La monnaie unique : crises et réformes
Les échos de la crise financière qui a frappé la zone euro au début de la décennie précédente, et en particulier des pays comme la Grèce, l’Espagne et le Portugal, résonnent encore. Si le surendettement a été l’une des principales causes de la crise, certains mécanismes de la monnaie unique y ont également contribué.
L’un d’entre eux est la politique monétaire unique menée par la Banque centrale européenne (BCE) en dépit des différences économiques entre les pays. De plus, la politique controversée dite « d’austérité », qui vise à réduire les déficits principalement par des coupes dans les dépenses publiques, a été imposée aux pays en crise. Cette politique a contribué à une faible croissance économique et à un taux de chômage élevé dans ces pays.
L’Union européenne a procédé à un certain nombre de changements afin d’accroître la résistance aux crises. « La première grande étape a été l’annonce par la BCE en 2012 du programme dit OMT (opérations monétaires sur titres), qui consistait en un engagement à acheter un nombre illimité d’obligations souveraines », explique De Grauwe.
Il explique aussi que la BCE est alors devenue de facto le « prêteur en dernier ressort », ce qui a réduit la panique sur le marché. Une situation similaire s’est produite lors de la pandémie de coronavirus, lorsque la BCE a mis en place un programme appelé Pandemic Emergency Purchase Programme (PEPP).

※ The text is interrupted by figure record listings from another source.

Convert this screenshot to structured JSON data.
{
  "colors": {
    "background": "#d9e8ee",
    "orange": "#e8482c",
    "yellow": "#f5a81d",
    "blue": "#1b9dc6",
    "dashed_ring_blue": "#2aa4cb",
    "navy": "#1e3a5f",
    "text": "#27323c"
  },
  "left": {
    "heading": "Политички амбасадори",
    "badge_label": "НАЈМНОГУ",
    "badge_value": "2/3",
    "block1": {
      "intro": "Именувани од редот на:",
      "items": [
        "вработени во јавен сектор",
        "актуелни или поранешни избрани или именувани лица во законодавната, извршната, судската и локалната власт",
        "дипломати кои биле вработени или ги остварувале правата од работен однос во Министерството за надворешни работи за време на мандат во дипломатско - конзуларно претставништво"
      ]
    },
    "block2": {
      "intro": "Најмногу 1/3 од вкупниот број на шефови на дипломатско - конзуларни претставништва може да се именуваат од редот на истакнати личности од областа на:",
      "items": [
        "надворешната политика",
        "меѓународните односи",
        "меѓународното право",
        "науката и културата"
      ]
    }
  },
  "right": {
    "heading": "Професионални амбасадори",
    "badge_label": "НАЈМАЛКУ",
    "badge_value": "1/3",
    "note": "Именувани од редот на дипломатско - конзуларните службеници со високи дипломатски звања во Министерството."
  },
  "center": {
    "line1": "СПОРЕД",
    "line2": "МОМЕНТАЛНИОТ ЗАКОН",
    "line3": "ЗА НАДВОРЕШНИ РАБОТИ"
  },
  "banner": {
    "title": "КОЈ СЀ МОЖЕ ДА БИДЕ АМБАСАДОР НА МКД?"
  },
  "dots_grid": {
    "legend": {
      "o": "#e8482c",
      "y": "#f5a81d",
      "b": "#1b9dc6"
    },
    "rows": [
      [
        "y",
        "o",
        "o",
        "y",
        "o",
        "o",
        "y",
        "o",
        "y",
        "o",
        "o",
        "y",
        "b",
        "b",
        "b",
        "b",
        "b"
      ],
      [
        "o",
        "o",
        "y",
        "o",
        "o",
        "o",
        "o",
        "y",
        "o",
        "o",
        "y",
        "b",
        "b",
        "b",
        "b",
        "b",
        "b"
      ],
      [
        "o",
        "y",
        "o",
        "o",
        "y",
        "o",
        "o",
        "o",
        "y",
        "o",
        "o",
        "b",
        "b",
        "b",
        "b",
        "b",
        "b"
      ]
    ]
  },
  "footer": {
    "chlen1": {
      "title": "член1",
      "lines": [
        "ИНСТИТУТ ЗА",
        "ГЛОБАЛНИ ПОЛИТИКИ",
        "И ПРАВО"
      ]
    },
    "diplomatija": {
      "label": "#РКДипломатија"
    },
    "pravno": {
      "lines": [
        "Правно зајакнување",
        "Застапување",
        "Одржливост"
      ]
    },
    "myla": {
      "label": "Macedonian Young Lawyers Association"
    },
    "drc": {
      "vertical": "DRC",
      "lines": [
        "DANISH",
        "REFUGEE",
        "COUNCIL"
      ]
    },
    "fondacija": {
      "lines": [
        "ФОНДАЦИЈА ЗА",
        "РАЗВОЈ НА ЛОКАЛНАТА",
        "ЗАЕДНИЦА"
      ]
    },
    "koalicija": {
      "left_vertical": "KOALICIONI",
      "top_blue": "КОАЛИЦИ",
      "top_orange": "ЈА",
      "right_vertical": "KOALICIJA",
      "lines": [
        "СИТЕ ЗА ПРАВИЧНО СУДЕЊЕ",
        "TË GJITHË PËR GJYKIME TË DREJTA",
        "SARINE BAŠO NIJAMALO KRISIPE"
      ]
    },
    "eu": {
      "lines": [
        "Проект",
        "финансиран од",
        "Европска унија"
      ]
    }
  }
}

Un autre problème est l’absence d’une politique budgétaire unifiée au niveau de l’UE pour répondre aux chocs économiques dans les différents pays par le biais des dépenses et des investissements publics. Certains programmes ont été mis en place, comme le fonds « Next Generation EU » (NGEU), doté d’environ 800 milliards d’euros pour la relance post-pandémique, mais certains économistes estiment que ce n’est pas suffisant.
« Je pense que nous devons avancer dans cette direction, pas à pas, vers une union fiscale », déclare Peter De Grauwe.

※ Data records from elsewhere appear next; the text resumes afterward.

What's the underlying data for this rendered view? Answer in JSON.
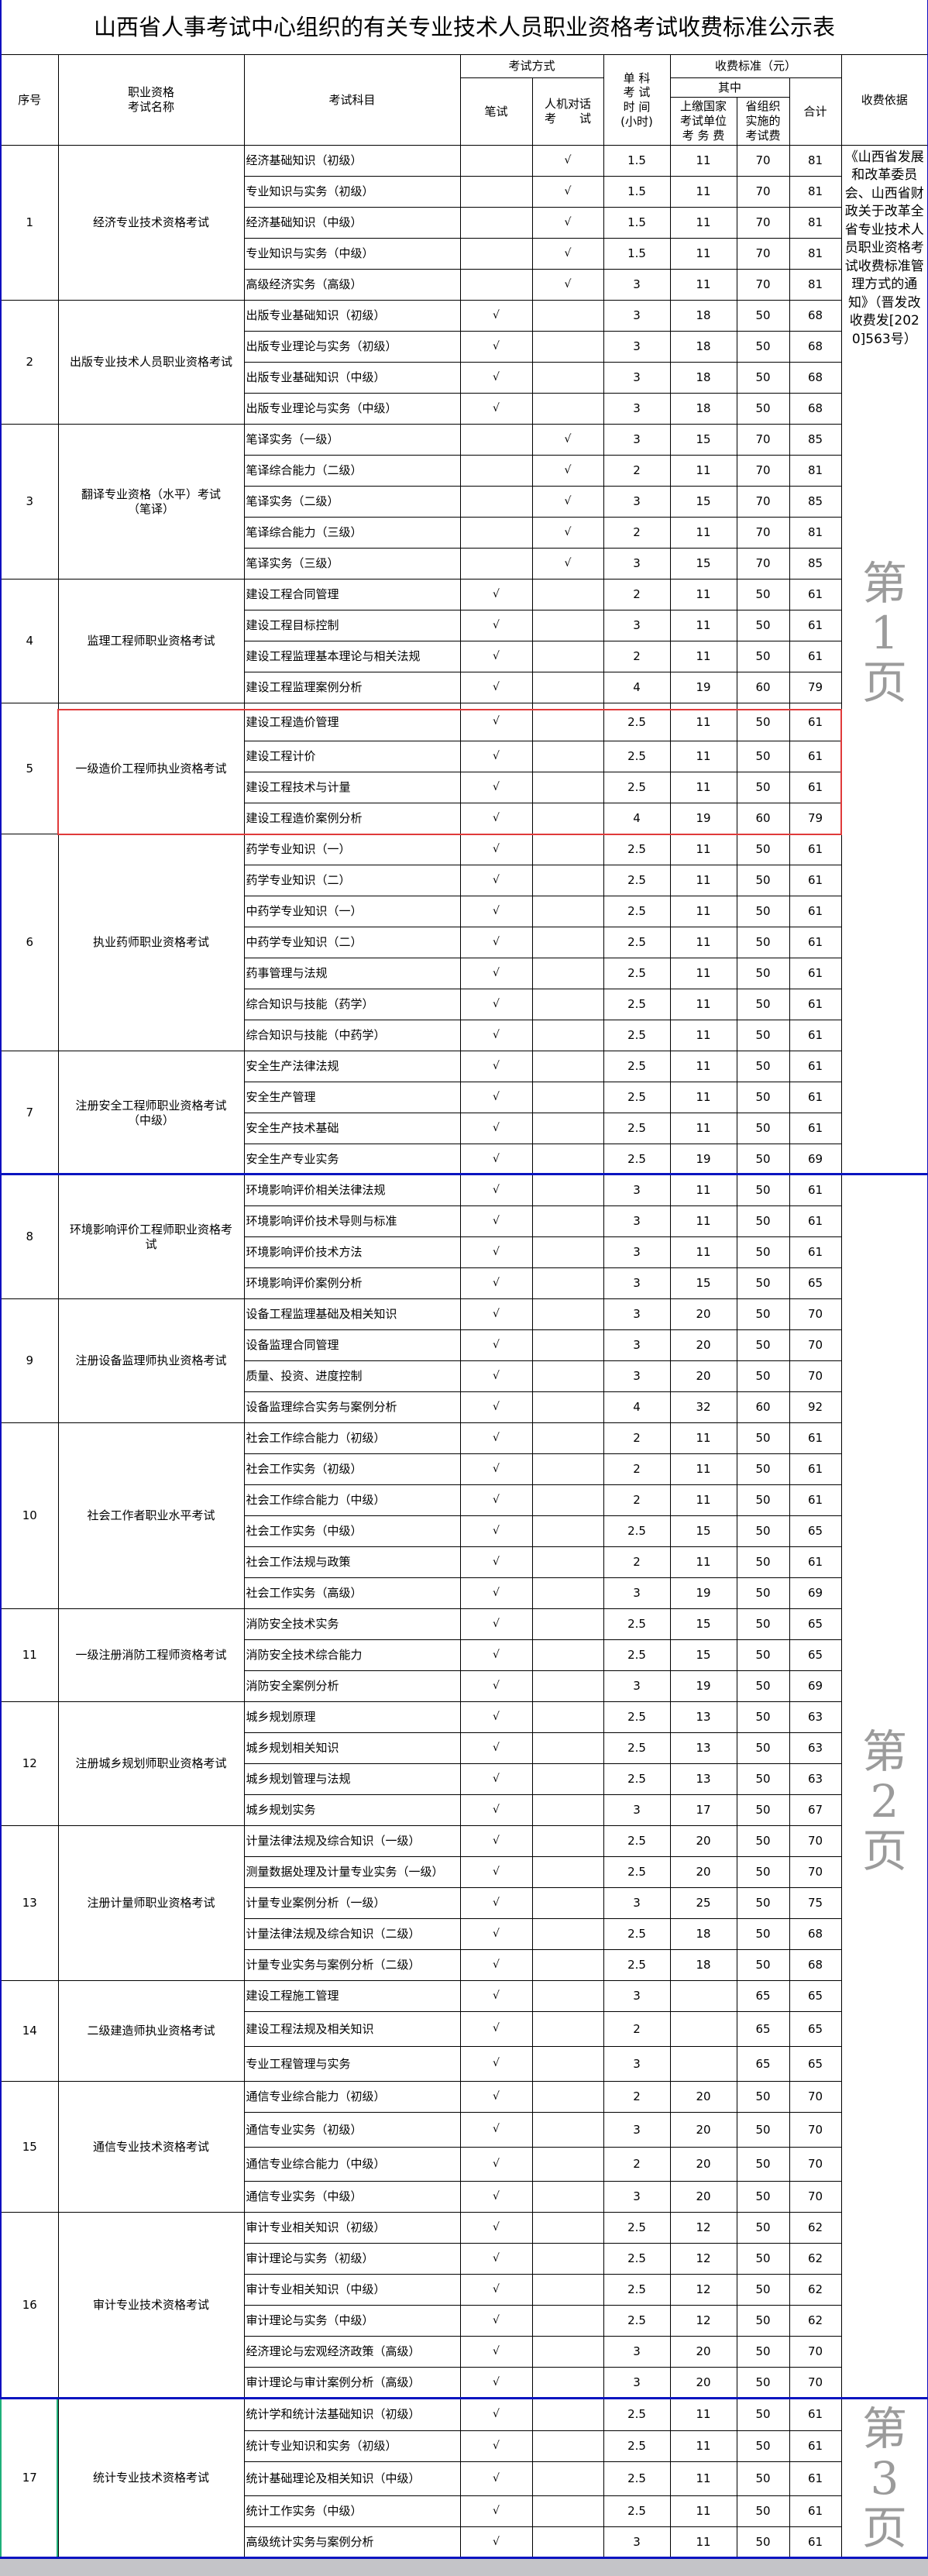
{
  "title": "山西省人事考试中心组织的有关专业技术人员职业资格考试收费标准公示表",
  "header": {
    "seq": "序号",
    "exam_name": "职业资格\n考试名称",
    "subject": "考试科目",
    "method": "考试方式",
    "written": "笔试",
    "computer": "人机对话\n考　　试",
    "hours": "单 科\n考 试\n时 间\n(小时)",
    "fee_standard": "收费标准（元）",
    "of_which": "其中",
    "national_fee": "上缴国家\n考试单位\n考 务 费",
    "provincial_fee": "省组织\n实施的\n考试费",
    "total": "合计",
    "basis": "收费依据"
  },
  "basis_text": "《山西省发展和改革委员会、山西省财政关于改革全省专业技术人员职业资格考试收费标准管理方式的通知》（晋发改收费发[2020]563号）",
  "check_mark": "√",
  "watermarks": [
    "第 1 页",
    "第 2 页",
    "第 3 页"
  ],
  "colors": {
    "page_break": "#0a14c0",
    "highlight_red": "#e03a3a",
    "selection_green": "#1fb07a",
    "watermark": "#8a8a8a"
  },
  "groups": [
    {
      "seq": "1",
      "name": "经济专业技术资格考试",
      "rows": [
        {
          "subject": "经济基础知识（初级）",
          "written": "",
          "computer": "√",
          "hours": "1.5",
          "national": "11",
          "provincial": "70",
          "total": "81"
        },
        {
          "subject": "专业知识与实务（初级）",
          "written": "",
          "computer": "√",
          "hours": "1.5",
          "national": "11",
          "provincial": "70",
          "total": "81"
        },
        {
          "subject": "经济基础知识（中级）",
          "written": "",
          "computer": "√",
          "hours": "1.5",
          "national": "11",
          "provincial": "70",
          "total": "81"
        },
        {
          "subject": "专业知识与实务（中级）",
          "written": "",
          "computer": "√",
          "hours": "1.5",
          "national": "11",
          "provincial": "70",
          "total": "81"
        },
        {
          "subject": "高级经济实务（高级）",
          "written": "",
          "computer": "√",
          "hours": "3",
          "national": "11",
          "provincial": "70",
          "total": "81"
        }
      ]
    },
    {
      "seq": "2",
      "name": "出版专业技术人员职业资格考试",
      "rows": [
        {
          "subject": "出版专业基础知识（初级）",
          "written": "√",
          "computer": "",
          "hours": "3",
          "national": "18",
          "provincial": "50",
          "total": "68"
        },
        {
          "subject": "出版专业理论与实务（初级）",
          "written": "√",
          "computer": "",
          "hours": "3",
          "national": "18",
          "provincial": "50",
          "total": "68"
        },
        {
          "subject": "出版专业基础知识（中级）",
          "written": "√",
          "computer": "",
          "hours": "3",
          "national": "18",
          "provincial": "50",
          "total": "68"
        },
        {
          "subject": "出版专业理论与实务（中级）",
          "written": "√",
          "computer": "",
          "hours": "3",
          "national": "18",
          "provincial": "50",
          "total": "68"
        }
      ]
    },
    {
      "seq": "3",
      "name": "翻译专业资格（水平）考试\n（笔译）",
      "rows": [
        {
          "subject": "笔译实务（一级）",
          "written": "",
          "computer": "√",
          "hours": "3",
          "national": "15",
          "provincial": "70",
          "total": "85"
        },
        {
          "subject": "笔译综合能力（二级）",
          "written": "",
          "computer": "√",
          "hours": "2",
          "national": "11",
          "provincial": "70",
          "total": "81"
        },
        {
          "subject": "笔译实务（二级）",
          "written": "",
          "computer": "√",
          "hours": "3",
          "national": "15",
          "provincial": "70",
          "total": "85"
        },
        {
          "subject": "笔译综合能力（三级）",
          "written": "",
          "computer": "√",
          "hours": "2",
          "national": "11",
          "provincial": "70",
          "total": "81"
        },
        {
          "subject": "笔译实务（三级）",
          "written": "",
          "computer": "√",
          "hours": "3",
          "national": "15",
          "provincial": "70",
          "total": "85"
        }
      ]
    },
    {
      "seq": "4",
      "name": "监理工程师职业资格考试",
      "rows": [
        {
          "subject": "建设工程合同管理",
          "written": "√",
          "computer": "",
          "hours": "2",
          "national": "11",
          "provincial": "50",
          "total": "61"
        },
        {
          "subject": "建设工程目标控制",
          "written": "√",
          "computer": "",
          "hours": "3",
          "national": "11",
          "provincial": "50",
          "total": "61"
        },
        {
          "subject": "建设工程监理基本理论与相关法规",
          "written": "√",
          "computer": "",
          "hours": "2",
          "national": "11",
          "provincial": "50",
          "total": "61"
        },
        {
          "subject": "建设工程监理案例分析",
          "written": "√",
          "computer": "",
          "hours": "4",
          "national": "19",
          "provincial": "60",
          "total": "79"
        }
      ]
    },
    {
      "seq": "5",
      "name": "一级造价工程师执业资格考试",
      "rows": [
        {
          "subject": "建设工程造价管理",
          "written": "√",
          "computer": "",
          "hours": "2.5",
          "national": "11",
          "provincial": "50",
          "total": "61"
        },
        {
          "subject": "建设工程计价",
          "written": "√",
          "computer": "",
          "hours": "2.5",
          "national": "11",
          "provincial": "50",
          "total": "61"
        },
        {
          "subject": "建设工程技术与计量",
          "written": "√",
          "computer": "",
          "hours": "2.5",
          "national": "11",
          "provincial": "50",
          "total": "61"
        },
        {
          "subject": "建设工程造价案例分析",
          "written": "√",
          "computer": "",
          "hours": "4",
          "national": "19",
          "provincial": "60",
          "total": "79"
        }
      ]
    },
    {
      "seq": "6",
      "name": "执业药师职业资格考试",
      "rows": [
        {
          "subject": "药学专业知识（一）",
          "written": "√",
          "computer": "",
          "hours": "2.5",
          "national": "11",
          "provincial": "50",
          "total": "61"
        },
        {
          "subject": "药学专业知识（二）",
          "written": "√",
          "computer": "",
          "hours": "2.5",
          "national": "11",
          "provincial": "50",
          "total": "61"
        },
        {
          "subject": "中药学专业知识（一）",
          "written": "√",
          "computer": "",
          "hours": "2.5",
          "national": "11",
          "provincial": "50",
          "total": "61"
        },
        {
          "subject": "中药学专业知识（二）",
          "written": "√",
          "computer": "",
          "hours": "2.5",
          "national": "11",
          "provincial": "50",
          "total": "61"
        },
        {
          "subject": "药事管理与法规",
          "written": "√",
          "computer": "",
          "hours": "2.5",
          "national": "11",
          "provincial": "50",
          "total": "61"
        },
        {
          "subject": "综合知识与技能（药学）",
          "written": "√",
          "computer": "",
          "hours": "2.5",
          "national": "11",
          "provincial": "50",
          "total": "61"
        },
        {
          "subject": "综合知识与技能（中药学）",
          "written": "√",
          "computer": "",
          "hours": "2.5",
          "national": "11",
          "provincial": "50",
          "total": "61"
        }
      ]
    },
    {
      "seq": "7",
      "name": "注册安全工程师职业资格考试\n（中级）",
      "rows": [
        {
          "subject": "安全生产法律法规",
          "written": "√",
          "computer": "",
          "hours": "2.5",
          "national": "11",
          "provincial": "50",
          "total": "61"
        },
        {
          "subject": "安全生产管理",
          "written": "√",
          "computer": "",
          "hours": "2.5",
          "national": "11",
          "provincial": "50",
          "total": "61"
        },
        {
          "subject": "安全生产技术基础",
          "written": "√",
          "computer": "",
          "hours": "2.5",
          "national": "11",
          "provincial": "50",
          "total": "61"
        },
        {
          "subject": "安全生产专业实务",
          "written": "√",
          "computer": "",
          "hours": "2.5",
          "national": "19",
          "provincial": "50",
          "total": "69"
        }
      ]
    },
    {
      "seq": "8",
      "name": "环境影响评价工程师职业资格考\n试",
      "rows": [
        {
          "subject": "环境影响评价相关法律法规",
          "written": "√",
          "computer": "",
          "hours": "3",
          "national": "11",
          "provincial": "50",
          "total": "61"
        },
        {
          "subject": "环境影响评价技术导则与标准",
          "written": "√",
          "computer": "",
          "hours": "3",
          "national": "11",
          "provincial": "50",
          "total": "61"
        },
        {
          "subject": "环境影响评价技术方法",
          "written": "√",
          "computer": "",
          "hours": "3",
          "national": "11",
          "provincial": "50",
          "total": "61"
        },
        {
          "subject": "环境影响评价案例分析",
          "written": "√",
          "computer": "",
          "hours": "3",
          "national": "15",
          "provincial": "50",
          "total": "65"
        }
      ]
    },
    {
      "seq": "9",
      "name": "注册设备监理师执业资格考试",
      "rows": [
        {
          "subject": "设备工程监理基础及相关知识",
          "written": "√",
          "computer": "",
          "hours": "3",
          "national": "20",
          "provincial": "50",
          "total": "70"
        },
        {
          "subject": "设备监理合同管理",
          "written": "√",
          "computer": "",
          "hours": "3",
          "national": "20",
          "provincial": "50",
          "total": "70"
        },
        {
          "subject": "质量、投资、进度控制",
          "written": "√",
          "computer": "",
          "hours": "3",
          "national": "20",
          "provincial": "50",
          "total": "70"
        },
        {
          "subject": "设备监理综合实务与案例分析",
          "written": "√",
          "computer": "",
          "hours": "4",
          "national": "32",
          "provincial": "60",
          "total": "92"
        }
      ]
    },
    {
      "seq": "10",
      "name": "社会工作者职业水平考试",
      "rows": [
        {
          "subject": "社会工作综合能力（初级）",
          "written": "√",
          "computer": "",
          "hours": "2",
          "national": "11",
          "provincial": "50",
          "total": "61"
        },
        {
          "subject": "社会工作实务（初级）",
          "written": "√",
          "computer": "",
          "hours": "2",
          "national": "11",
          "provincial": "50",
          "total": "61"
        },
        {
          "subject": "社会工作综合能力（中级）",
          "written": "√",
          "computer": "",
          "hours": "2",
          "national": "11",
          "provincial": "50",
          "total": "61"
        },
        {
          "subject": " 社会工作实务（中级）",
          "written": "√",
          "computer": "",
          "hours": "2.5",
          "national": "15",
          "provincial": "50",
          "total": "65"
        },
        {
          "subject": "社会工作法规与政策",
          "written": "√",
          "computer": "",
          "hours": "2",
          "national": "11",
          "provincial": "50",
          "total": "61"
        },
        {
          "subject": "社会工作实务（高级）",
          "written": "√",
          "computer": "",
          "hours": "3",
          "national": "19",
          "provincial": "50",
          "total": "69"
        }
      ]
    },
    {
      "seq": "11",
      "name": "一级注册消防工程师资格考试",
      "rows": [
        {
          "subject": "消防安全技术实务",
          "written": "√",
          "computer": "",
          "hours": "2.5",
          "national": "15",
          "provincial": "50",
          "total": "65"
        },
        {
          "subject": "消防安全技术综合能力",
          "written": "√",
          "computer": "",
          "hours": "2.5",
          "national": "15",
          "provincial": "50",
          "total": "65"
        },
        {
          "subject": "消防安全案例分析",
          "written": "√",
          "computer": "",
          "hours": "3",
          "national": "19",
          "provincial": "50",
          "total": "69"
        }
      ]
    },
    {
      "seq": "12",
      "name": "注册城乡规划师职业资格考试",
      "rows": [
        {
          "subject": "城乡规划原理",
          "written": "√",
          "computer": "",
          "hours": "2.5",
          "national": "13",
          "provincial": "50",
          "total": "63"
        },
        {
          "subject": "城乡规划相关知识",
          "written": "√",
          "computer": "",
          "hours": "2.5",
          "national": "13",
          "provincial": "50",
          "total": "63"
        },
        {
          "subject": "城乡规划管理与法规",
          "written": "√",
          "computer": "",
          "hours": "2.5",
          "national": "13",
          "provincial": "50",
          "total": "63"
        },
        {
          "subject": "城乡规划实务",
          "written": "√",
          "computer": "",
          "hours": "3",
          "national": "17",
          "provincial": "50",
          "total": "67"
        }
      ]
    },
    {
      "seq": "13",
      "name": "注册计量师职业资格考试",
      "rows": [
        {
          "subject": "计量法律法规及综合知识（一级）",
          "written": "√",
          "computer": "",
          "hours": "2.5",
          "national": "20",
          "provincial": "50",
          "total": "70"
        },
        {
          "subject": "测量数据处理及计量专业实务（一级）",
          "written": "√",
          "computer": "",
          "hours": "2.5",
          "national": "20",
          "provincial": "50",
          "total": "70"
        },
        {
          "subject": "计量专业案例分析（一级）",
          "written": "√",
          "computer": "",
          "hours": "3",
          "national": "25",
          "provincial": "50",
          "total": "75"
        },
        {
          "subject": "计量法律法规及综合知识（二级）",
          "written": "√",
          "computer": "",
          "hours": "2.5",
          "national": "18",
          "provincial": "50",
          "total": "68"
        },
        {
          "subject": "计量专业实务与案例分析（二级）",
          "written": "√",
          "computer": "",
          "hours": "2.5",
          "national": "18",
          "provincial": "50",
          "total": "68"
        }
      ]
    },
    {
      "seq": "14",
      "name": "二级建造师执业资格考试",
      "rows": [
        {
          "subject": "建设工程施工管理",
          "written": "√",
          "computer": "",
          "hours": "3",
          "national": "",
          "provincial": "65",
          "total": "65"
        },
        {
          "subject": "建设工程法规及相关知识",
          "written": "√",
          "computer": "",
          "hours": "2",
          "national": "",
          "provincial": "65",
          "total": "65"
        },
        {
          "subject": " 专业工程管理与实务",
          "written": "√",
          "computer": "",
          "hours": "3",
          "national": "",
          "provincial": "65",
          "total": "65"
        }
      ]
    },
    {
      "seq": "15",
      "name": "通信专业技术资格考试",
      "rows": [
        {
          "subject": "通信专业综合能力（初级）",
          "written": "√",
          "computer": "",
          "hours": "2",
          "national": "20",
          "provincial": "50",
          "total": "70"
        },
        {
          "subject": "通信专业实务（初级）",
          "written": "√",
          "computer": "",
          "hours": "3",
          "national": "20",
          "provincial": "50",
          "total": "70"
        },
        {
          "subject": "通信专业综合能力（中级）",
          "written": "√",
          "computer": "",
          "hours": "2",
          "national": "20",
          "provincial": "50",
          "total": "70"
        },
        {
          "subject": "通信专业实务（中级）",
          "written": "√",
          "computer": "",
          "hours": "3",
          "national": "20",
          "provincial": "50",
          "total": "70"
        }
      ]
    },
    {
      "seq": "16",
      "name": "审计专业技术资格考试",
      "rows": [
        {
          "subject": "审计专业相关知识（初级）",
          "written": "√",
          "computer": "",
          "hours": "2.5",
          "national": "12",
          "provincial": "50",
          "total": "62"
        },
        {
          "subject": "审计理论与实务（初级）",
          "written": "√",
          "computer": "",
          "hours": "2.5",
          "national": "12",
          "provincial": "50",
          "total": "62"
        },
        {
          "subject": "审计专业相关知识（中级）",
          "written": "√",
          "computer": "",
          "hours": "2.5",
          "national": "12",
          "provincial": "50",
          "total": "62"
        },
        {
          "subject": "审计理论与实务（中级）",
          "written": "√",
          "computer": "",
          "hours": "2.5",
          "national": "12",
          "provincial": "50",
          "total": "62"
        },
        {
          "subject": "经济理论与宏观经济政策（高级）",
          "written": "√",
          "computer": "",
          "hours": "3",
          "national": "20",
          "provincial": "50",
          "total": "70"
        },
        {
          "subject": "审计理论与审计案例分析（高级）",
          "written": "√",
          "computer": "",
          "hours": "3",
          "national": "20",
          "provincial": "50",
          "total": "70"
        }
      ]
    },
    {
      "seq": "17",
      "name": "统计专业技术资格考试",
      "rows": [
        {
          "subject": "统计学和统计法基础知识（初级）",
          "written": "√",
          "computer": "",
          "hours": "2.5",
          "national": "11",
          "provincial": "50",
          "total": "61"
        },
        {
          "subject": "统计专业知识和实务（初级）",
          "written": "√",
          "computer": "",
          "hours": "2.5",
          "national": "11",
          "provincial": "50",
          "total": "61"
        },
        {
          "subject": "统计基础理论及相关知识（中级）",
          "written": "√",
          "computer": "",
          "hours": "2.5",
          "national": "11",
          "provincial": "50",
          "total": "61"
        },
        {
          "subject": "统计工作实务（中级）",
          "written": "√",
          "computer": "",
          "hours": "2.5",
          "national": "11",
          "provincial": "50",
          "total": "61"
        },
        {
          "subject": "高级统计实务与案例分析",
          "written": "√",
          "computer": "",
          "hours": "3",
          "national": "11",
          "provincial": "50",
          "total": "61"
        }
      ]
    }
  ]
}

« Deuxièmement, nous devons réformer les règles fiscales qui permettent aux gouvernements de réaliser des investissements publics et de les financer en émettant des obligations. Aujourd’hui nous avons besoin d’investissements publics dans les domaines de l’environnement, du climat et de la transition énergétique. Le fait que ces investissements doivent (actuellement) être financés par des impôts ou par une réduction des dépenses publiques ailleurs, est un fardeau pour le système », conclut l’économiste.